Meat drop by Zambeze Delta Safaris, Mozambique. Image – Rayno Egner.
Big game and game fish don’t live in places where there are plenty of jobs. Go to any developing country and it will be old people you see in the bush and in the fields. It’s a hard life. The young have moved to the city and whatever benefits that might bring them. Those who remain need a reason to be there.
Guides, skippers, trackers and deckhands have jobs, which means tips and status. The cooks and other camp staff aren’t forced to be there either. I know one tracker who walked four hundred kilometres to meet a PH and ask him for work.
The meat and fish from most camps usually goes to local people. Lacking refrigeration and in the face of increasingly tight border control this is inevitable. But it’s a huge thing for people who are often protein and fat starved, who normally live on cheap carbohydrates like corn or rice. The staff in many camps are visibly better off and healthier than their counterparts elsewhere, and why not? Game is fresh, free range and totally organic.
I was asked to cull buffalo once, solely for the purpose of feeding local native landowners. With hunting and bush skills fading, it turned out to be the only source of protien they really had. It seemed fair enough to me.
Permanent camps take good care of their wildlife stocks. The broad rule of thumb in southern African countries is that up to five percent of the population of a game species can be taken off each year. To put it another way, that means 95% of the game is protected, anti-poaching is put in place and all the animals and plants of that ecosystem are saved from their usual fate – the plough, goats, snares and uncontrolled cinder block and rusty tin sprawl.

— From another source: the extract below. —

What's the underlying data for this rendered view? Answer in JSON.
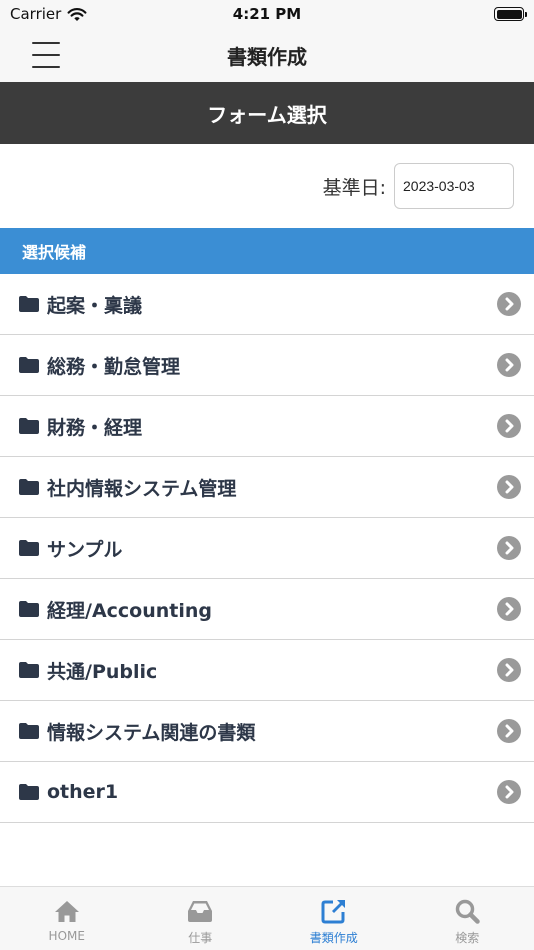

Poor people will not stop grazing and ploughing land so that rich people can come from far away to stare at animals, take charming photos and leave. They simply won’t do it – and neither would you in their shoes.

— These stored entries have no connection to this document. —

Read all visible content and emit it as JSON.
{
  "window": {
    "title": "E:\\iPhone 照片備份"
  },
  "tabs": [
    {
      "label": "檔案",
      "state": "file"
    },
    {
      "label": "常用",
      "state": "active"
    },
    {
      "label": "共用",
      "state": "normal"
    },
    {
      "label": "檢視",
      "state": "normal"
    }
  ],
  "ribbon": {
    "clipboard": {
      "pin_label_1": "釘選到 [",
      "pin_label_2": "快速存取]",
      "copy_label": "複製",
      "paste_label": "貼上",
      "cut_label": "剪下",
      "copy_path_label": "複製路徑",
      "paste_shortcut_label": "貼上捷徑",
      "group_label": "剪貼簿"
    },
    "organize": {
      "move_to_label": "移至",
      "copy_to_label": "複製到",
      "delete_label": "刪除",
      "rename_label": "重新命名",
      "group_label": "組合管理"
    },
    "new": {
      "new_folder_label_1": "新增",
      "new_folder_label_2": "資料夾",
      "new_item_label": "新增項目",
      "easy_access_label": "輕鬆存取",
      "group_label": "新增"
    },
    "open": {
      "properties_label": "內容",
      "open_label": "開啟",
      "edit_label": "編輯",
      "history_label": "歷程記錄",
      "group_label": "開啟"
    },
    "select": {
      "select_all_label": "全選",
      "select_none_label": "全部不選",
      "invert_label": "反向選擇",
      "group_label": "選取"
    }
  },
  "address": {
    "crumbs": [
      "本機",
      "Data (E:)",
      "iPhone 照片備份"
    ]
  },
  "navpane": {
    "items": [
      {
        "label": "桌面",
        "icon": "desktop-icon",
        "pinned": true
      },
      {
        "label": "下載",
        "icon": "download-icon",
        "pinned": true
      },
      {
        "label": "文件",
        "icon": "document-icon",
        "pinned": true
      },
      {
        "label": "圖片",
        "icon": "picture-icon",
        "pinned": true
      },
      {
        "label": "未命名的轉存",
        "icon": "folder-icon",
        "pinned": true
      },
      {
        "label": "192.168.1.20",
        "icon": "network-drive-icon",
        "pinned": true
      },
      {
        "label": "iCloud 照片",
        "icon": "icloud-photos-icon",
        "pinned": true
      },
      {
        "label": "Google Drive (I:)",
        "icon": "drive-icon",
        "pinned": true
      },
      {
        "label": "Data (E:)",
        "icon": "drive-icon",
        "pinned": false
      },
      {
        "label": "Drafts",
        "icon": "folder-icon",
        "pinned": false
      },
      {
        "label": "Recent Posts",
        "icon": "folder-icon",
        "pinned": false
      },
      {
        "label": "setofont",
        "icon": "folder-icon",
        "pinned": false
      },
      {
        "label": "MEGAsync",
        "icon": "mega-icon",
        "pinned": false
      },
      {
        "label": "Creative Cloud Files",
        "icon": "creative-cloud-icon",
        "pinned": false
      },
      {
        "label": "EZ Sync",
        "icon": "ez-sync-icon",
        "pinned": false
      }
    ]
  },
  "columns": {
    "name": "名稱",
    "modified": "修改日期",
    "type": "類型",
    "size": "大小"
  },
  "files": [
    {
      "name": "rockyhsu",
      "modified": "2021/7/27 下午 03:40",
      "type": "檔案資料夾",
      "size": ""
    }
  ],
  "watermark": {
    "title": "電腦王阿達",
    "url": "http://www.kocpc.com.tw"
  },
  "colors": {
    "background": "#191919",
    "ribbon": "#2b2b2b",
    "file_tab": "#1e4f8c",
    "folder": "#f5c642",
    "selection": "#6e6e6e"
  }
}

In the places where there are camps, hungry people are fed, given a job and a measure of respect for what they do. Some even get a piece of their own history back as hunters or fishermen. Not one cent of this comes from taxes or the government. By contrast the average tourist, simply by existing, causes land to be bulldozed for hotels and for local people to give up their traditional ways to make souveneirs or mow the new golf course. The highways, sewage farms and shopping malls are never far behind.
Ecotourism is complicated, so judge for yourself.